0

I'm trying to get regexp to match some nested tags. (Yes I know I should use a parser, but my input will be correct).

Example:

Text.
More text.
[quote]
First quote
[quote]
Nested second quote.
[/quote]
[/quote]

Let's say I want the regexp to simply change the tags to <blockquote>:

Text.
More text.
<blockquote>
First quote
<blockquote>
Nested second quote.
</blockquote>
</blockquote>

How would I do this, matching both opening and closing tags at the same time?

Gumbo
  • 643,351
  • 109
  • 780
  • 844
soupagain
  • 1,123
  • 5
  • 16
  • 32

4 Answers4

3

If you don’t mind correctness, then you could use a simple string replacement and replace each tag separately. Here’s some example using PHP’s str_replace to replace the opening and closing tags:

$str = str_replace('[quote]', '<blockquote>', $str);
$str = str_replace('[/quote]', '</blockquote>', $str);

Or with the help of a regular expression (PHP again):

$str = preg_replace('~\[(/?)quote]~', '<$1blockquote>', $str);

Here the matches of \[(/?)quote] are replaced with <$1blockquote> where $1 is replaced with the match of the first group of the pattern ((/?), either / or empty).

But you should really use a parser that keeps track of the opening and closing tags. Otherwise you can have an opening or closing tag that doesn’t have a counterpart or (if you’re using further tags) that is not nested properly.

Gumbo
  • 643,351
  • 109
  • 780
  • 844
  • @KennyTM: Ah, thanks for the remark. I don’t know how I assumed that he wants to use PHP. – Gumbo Mar 03 '10 at 18:50
2

You can't match (arbitrarily) nested stuff with regular expressions.

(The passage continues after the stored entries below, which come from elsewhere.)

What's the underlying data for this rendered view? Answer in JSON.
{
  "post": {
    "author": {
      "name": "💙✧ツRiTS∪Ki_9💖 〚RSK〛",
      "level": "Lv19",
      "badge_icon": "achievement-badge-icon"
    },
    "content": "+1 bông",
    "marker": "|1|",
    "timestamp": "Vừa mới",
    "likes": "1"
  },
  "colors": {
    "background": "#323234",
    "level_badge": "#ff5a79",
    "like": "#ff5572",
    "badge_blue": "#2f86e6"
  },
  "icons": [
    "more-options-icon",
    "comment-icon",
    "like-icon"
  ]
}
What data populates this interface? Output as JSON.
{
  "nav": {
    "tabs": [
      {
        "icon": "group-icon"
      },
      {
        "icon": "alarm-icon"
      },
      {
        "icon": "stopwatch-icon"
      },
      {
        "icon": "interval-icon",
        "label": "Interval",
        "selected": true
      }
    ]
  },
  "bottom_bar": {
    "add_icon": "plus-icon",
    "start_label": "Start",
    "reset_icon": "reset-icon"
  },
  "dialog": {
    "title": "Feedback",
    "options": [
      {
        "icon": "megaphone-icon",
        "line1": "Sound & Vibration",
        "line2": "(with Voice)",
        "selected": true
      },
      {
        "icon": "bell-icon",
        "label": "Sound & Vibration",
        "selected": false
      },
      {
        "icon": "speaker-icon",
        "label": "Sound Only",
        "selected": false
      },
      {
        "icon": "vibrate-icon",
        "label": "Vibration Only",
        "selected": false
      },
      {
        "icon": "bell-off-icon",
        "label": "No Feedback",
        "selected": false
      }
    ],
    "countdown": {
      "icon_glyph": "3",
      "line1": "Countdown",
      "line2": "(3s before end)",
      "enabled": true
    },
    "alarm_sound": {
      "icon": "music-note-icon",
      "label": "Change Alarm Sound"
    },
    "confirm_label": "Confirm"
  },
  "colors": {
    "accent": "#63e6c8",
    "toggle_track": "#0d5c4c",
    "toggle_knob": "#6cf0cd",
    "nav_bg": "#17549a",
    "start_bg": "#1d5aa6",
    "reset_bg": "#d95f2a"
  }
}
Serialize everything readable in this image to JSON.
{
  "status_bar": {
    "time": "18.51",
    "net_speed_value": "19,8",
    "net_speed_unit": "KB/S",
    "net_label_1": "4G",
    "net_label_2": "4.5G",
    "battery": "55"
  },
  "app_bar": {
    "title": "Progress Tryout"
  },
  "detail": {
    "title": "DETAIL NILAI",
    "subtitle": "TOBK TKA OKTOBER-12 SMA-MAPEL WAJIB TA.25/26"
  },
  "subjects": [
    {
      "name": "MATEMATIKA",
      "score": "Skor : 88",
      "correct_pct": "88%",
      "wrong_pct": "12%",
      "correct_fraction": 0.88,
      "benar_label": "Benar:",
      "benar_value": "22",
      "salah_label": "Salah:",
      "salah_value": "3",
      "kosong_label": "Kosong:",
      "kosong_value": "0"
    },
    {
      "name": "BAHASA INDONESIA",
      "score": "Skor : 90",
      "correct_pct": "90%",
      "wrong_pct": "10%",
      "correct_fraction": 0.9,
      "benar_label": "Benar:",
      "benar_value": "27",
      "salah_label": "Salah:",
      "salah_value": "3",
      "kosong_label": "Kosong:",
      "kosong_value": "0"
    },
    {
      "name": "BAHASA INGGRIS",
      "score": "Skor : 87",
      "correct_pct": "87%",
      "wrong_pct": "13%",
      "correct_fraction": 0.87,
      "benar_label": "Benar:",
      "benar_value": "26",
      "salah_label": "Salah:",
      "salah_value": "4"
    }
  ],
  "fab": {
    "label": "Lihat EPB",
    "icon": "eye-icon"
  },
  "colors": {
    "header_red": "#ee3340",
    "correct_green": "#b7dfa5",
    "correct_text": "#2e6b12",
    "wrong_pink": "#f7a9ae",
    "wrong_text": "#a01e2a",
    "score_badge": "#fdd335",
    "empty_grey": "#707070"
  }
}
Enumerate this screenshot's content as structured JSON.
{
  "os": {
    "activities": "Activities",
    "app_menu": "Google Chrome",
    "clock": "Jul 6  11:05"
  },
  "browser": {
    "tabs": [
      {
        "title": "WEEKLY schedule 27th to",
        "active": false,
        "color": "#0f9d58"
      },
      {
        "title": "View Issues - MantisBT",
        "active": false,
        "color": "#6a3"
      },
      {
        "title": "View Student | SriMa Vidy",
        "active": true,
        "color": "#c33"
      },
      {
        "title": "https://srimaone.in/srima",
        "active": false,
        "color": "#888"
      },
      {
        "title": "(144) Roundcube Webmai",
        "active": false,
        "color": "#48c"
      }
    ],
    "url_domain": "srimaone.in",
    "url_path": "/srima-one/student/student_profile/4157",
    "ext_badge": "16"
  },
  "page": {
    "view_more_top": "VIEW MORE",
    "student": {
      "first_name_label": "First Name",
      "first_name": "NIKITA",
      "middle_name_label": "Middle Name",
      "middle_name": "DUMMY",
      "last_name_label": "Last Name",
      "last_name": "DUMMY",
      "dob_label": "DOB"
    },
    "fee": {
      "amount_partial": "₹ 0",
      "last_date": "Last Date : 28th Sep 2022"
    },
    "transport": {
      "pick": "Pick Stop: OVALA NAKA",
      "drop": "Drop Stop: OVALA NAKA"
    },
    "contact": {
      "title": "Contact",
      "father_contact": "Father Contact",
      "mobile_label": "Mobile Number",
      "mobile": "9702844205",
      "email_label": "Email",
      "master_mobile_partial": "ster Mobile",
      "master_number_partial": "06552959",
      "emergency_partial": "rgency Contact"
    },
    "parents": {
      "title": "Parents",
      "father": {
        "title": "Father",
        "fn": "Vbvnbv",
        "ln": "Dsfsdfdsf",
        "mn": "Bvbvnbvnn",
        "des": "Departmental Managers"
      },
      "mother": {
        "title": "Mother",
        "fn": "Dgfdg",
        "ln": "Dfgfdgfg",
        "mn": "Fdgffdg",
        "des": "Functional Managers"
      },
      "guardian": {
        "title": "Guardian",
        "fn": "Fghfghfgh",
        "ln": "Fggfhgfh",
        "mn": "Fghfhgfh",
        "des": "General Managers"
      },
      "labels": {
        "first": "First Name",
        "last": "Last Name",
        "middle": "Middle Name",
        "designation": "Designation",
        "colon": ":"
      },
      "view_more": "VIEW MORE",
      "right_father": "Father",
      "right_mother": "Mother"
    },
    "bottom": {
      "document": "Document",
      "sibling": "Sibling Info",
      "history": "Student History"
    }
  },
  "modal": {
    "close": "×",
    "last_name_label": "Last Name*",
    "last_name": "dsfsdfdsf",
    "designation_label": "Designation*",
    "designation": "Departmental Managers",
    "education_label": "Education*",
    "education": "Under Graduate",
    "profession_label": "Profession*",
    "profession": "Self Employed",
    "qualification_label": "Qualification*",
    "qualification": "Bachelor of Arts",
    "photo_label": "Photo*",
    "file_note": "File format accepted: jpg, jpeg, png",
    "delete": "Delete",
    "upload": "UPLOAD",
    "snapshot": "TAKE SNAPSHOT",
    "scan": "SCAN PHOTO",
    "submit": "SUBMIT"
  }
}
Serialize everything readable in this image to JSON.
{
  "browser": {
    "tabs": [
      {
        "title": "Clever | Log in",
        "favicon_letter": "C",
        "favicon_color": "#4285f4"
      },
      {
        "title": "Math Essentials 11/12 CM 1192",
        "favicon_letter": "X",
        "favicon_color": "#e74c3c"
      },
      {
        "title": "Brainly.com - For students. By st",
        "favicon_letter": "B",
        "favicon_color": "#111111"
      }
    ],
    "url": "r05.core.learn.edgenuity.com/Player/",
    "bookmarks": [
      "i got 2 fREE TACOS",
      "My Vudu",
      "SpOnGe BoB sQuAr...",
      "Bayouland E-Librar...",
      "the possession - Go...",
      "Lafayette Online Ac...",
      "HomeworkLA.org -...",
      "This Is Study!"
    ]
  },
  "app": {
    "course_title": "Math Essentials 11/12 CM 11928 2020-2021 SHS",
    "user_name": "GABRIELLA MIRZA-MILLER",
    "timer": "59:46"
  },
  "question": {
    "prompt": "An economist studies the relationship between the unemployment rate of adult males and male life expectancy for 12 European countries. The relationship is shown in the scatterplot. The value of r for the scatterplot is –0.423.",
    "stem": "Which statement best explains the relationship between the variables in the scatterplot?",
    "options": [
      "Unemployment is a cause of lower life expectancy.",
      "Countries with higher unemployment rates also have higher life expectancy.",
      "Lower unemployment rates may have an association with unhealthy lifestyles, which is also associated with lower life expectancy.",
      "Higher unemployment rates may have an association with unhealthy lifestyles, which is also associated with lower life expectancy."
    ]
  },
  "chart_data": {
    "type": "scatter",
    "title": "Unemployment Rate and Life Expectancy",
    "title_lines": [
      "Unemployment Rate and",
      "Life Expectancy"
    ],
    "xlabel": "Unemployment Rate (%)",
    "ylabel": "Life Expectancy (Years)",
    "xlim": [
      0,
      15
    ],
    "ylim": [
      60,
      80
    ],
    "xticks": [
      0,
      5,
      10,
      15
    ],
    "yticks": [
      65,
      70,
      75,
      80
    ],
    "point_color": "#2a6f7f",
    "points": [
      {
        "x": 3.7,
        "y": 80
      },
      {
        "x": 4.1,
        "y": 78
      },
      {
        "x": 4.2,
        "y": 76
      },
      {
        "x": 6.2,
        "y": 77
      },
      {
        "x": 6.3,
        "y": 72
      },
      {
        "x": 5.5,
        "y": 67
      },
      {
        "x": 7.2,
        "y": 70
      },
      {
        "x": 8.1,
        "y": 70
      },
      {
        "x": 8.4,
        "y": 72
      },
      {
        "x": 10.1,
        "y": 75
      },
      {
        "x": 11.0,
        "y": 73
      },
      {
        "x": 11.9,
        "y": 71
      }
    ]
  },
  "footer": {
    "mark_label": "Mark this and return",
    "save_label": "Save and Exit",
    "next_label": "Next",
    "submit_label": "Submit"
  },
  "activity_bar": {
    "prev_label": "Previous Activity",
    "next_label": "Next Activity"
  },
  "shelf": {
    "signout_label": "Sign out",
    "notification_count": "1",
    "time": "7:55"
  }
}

But you can replace every instance of [quote] with <blockquote> and [/quote] with </blockquote>.

Community
  • 1
  • 1
kennytm
  • 510,854
  • 105
  • 1,084
  • 1,005
  • 2
    Caveat: You can match nested stuff to a predetermined depth: http://blog.stevenlevithan.com/archives/regex-recursion – ghoppe Mar 03 '10 at 18:42
  • "You can't match (arbitrarily) nested stuff with regular expressions." That's the answer I was looking for :) So I used a BBCode parser: http://nbbc.sourceforge.net/ – soupagain Mar 10 '10 at 11:13
1

It's a lousy idea, but you're apparently trying to match something like: \[\(/?\)quote\] and replace it with: <\1blockquote>

Jerry Coffin
  • 476,176
  • 80
  • 629
  • 1,111
1

You could use 2 expressions.

s/\[quote\]/\<blockquote\>/
s/\[\/quote\]/\<\/blockquote\>/
Micah
  • 514
  • 3
  • 11